Complexity and politics

I’m endlessly amazed by the complexity of human societies. No doubt lower forms of life have far more social complexity than we know – apparently even plant cells communicate (chemically) with their neighbors in very complex ways. But the complexity of human societies is massively enriched by our expectations and reasoning and mythology, so that we are affected not only by current conditions, but also by our expectations and fears of conditions we think might exist in the future.

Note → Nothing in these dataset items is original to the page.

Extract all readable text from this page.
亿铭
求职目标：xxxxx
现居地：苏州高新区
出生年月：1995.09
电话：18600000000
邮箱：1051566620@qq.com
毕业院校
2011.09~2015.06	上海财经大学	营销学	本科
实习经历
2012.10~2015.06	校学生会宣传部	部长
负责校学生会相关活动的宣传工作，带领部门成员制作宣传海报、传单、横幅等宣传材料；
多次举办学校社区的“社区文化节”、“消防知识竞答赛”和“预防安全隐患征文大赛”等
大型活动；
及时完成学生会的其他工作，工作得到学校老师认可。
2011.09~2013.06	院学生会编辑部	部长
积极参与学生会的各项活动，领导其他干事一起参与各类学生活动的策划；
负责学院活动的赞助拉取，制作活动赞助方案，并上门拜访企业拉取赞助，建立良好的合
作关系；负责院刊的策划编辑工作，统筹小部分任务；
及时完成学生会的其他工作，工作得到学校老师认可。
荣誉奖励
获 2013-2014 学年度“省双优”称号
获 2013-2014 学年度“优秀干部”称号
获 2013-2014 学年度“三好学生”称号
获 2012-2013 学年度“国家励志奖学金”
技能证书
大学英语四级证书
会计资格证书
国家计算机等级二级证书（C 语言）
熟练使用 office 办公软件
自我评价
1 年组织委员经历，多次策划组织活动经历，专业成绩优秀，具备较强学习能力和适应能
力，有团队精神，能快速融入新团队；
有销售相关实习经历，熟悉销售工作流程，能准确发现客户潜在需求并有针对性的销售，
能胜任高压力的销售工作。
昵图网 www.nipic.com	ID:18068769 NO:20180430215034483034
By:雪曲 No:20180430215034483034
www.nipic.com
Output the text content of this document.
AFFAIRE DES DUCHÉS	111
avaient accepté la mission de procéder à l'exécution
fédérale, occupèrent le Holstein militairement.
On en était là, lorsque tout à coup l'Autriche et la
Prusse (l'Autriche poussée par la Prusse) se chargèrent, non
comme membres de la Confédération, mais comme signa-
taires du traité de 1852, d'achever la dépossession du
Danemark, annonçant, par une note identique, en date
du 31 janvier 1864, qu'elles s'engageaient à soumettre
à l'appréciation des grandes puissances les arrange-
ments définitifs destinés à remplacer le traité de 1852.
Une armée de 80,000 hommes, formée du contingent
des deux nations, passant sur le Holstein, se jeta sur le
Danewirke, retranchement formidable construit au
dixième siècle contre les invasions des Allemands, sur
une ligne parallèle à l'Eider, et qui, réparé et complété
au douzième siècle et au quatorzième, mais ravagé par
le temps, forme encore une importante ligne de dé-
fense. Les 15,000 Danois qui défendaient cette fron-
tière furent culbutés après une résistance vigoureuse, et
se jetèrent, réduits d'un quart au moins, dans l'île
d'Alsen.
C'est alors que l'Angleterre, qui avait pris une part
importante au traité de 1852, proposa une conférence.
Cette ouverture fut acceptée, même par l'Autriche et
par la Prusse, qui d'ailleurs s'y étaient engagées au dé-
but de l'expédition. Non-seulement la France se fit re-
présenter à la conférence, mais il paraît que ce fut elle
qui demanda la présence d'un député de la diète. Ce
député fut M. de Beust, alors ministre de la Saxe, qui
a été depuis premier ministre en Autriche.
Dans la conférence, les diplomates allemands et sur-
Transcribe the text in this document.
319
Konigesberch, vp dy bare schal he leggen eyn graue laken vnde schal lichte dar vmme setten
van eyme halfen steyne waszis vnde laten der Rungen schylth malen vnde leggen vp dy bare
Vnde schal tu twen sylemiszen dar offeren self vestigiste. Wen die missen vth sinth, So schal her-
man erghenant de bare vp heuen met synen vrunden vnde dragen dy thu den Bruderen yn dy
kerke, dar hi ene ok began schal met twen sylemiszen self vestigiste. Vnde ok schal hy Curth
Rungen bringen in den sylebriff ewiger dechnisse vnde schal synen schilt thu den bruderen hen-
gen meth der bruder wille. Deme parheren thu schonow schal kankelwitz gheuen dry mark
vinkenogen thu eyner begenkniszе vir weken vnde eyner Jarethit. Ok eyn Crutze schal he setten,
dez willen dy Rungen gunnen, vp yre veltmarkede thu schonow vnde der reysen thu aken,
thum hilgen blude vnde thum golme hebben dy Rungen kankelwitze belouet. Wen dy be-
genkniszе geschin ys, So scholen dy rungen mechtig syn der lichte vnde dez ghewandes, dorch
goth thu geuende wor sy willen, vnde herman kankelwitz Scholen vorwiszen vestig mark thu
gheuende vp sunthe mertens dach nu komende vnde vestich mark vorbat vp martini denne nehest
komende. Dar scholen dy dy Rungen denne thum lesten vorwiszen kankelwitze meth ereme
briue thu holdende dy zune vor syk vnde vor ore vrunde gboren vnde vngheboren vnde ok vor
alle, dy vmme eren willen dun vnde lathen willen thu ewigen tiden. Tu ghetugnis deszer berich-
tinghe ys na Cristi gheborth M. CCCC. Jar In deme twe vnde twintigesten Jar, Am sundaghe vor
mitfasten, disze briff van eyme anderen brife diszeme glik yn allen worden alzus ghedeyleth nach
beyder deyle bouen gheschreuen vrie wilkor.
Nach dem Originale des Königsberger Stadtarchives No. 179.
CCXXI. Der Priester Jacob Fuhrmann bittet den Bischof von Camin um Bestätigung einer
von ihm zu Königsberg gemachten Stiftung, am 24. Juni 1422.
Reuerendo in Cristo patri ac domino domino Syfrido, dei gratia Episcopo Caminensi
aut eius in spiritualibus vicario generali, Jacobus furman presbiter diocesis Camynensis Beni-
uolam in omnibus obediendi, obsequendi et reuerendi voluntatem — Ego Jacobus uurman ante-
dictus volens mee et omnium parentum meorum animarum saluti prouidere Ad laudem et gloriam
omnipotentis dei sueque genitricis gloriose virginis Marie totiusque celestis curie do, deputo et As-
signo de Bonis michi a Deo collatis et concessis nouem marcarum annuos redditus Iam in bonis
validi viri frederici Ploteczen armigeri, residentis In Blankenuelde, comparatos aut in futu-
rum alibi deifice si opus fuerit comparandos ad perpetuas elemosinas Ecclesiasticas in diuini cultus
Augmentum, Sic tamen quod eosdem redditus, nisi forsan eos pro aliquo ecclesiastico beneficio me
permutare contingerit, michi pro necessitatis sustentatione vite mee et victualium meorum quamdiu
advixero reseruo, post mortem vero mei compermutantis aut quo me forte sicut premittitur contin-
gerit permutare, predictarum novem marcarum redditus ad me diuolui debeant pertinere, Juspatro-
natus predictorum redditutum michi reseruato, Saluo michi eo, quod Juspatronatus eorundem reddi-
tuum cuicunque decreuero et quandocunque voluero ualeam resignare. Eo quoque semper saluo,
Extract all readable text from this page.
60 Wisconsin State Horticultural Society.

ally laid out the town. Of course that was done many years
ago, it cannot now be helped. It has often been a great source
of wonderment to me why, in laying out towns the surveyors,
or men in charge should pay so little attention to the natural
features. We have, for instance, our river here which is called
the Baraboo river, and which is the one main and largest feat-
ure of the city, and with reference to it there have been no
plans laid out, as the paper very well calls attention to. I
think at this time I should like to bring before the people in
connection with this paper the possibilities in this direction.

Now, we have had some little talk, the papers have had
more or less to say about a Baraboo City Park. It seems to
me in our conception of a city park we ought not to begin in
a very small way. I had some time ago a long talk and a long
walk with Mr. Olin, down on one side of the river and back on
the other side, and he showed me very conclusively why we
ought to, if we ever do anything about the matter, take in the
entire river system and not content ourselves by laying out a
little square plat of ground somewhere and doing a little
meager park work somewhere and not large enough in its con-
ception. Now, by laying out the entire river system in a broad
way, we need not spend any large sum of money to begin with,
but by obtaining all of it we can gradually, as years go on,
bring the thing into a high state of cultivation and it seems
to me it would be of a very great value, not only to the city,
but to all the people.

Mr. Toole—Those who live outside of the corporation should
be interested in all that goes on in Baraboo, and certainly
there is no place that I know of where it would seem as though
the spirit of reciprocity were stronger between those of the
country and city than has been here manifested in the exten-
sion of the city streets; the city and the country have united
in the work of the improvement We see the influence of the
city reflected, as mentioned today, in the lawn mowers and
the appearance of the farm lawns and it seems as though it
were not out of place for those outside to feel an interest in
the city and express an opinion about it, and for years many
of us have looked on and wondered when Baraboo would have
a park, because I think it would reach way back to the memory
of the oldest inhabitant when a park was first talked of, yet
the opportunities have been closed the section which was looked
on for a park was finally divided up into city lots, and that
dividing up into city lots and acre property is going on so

I think of this as I watch the current political campaign unfold. Clearly a winning political message is only very loosely tied to real conditions in the world – it is much more tied to the expectations and fears and mythologies current in the society of voters. And indeed, the winners will have to govern by means of these same expectations and fears and mythologies – that is their leverage in the political process.

Iraq is a case in point. The real facts are that we overthrow Saddam’s government relatively easily, at relatively little cost in lives or money. That success in turn left us in the hopeless position of trying to quell a series of bitter and intertwined civil and religious wars (Sunni vs Shia, Arab vs Kurd, Arab vs Persians) that has raged, with intermittent pauses, for centuries. Whether we count that as a success or a failure depends on our aspirations (eg. to be the world’s policeman?) and our mythologies (eg. everyone ought to have a democratic government?).

So the interesting matters to study in this election are not the politician’s messages – those are just tailored to reflect the opinions and prejudices and mythologies of their target voter blocks. The interesting matters to study are the issues and positions that energize and motivate the voting public itself. Those issues tell us far more about who we are as a society than anything a politician may promise.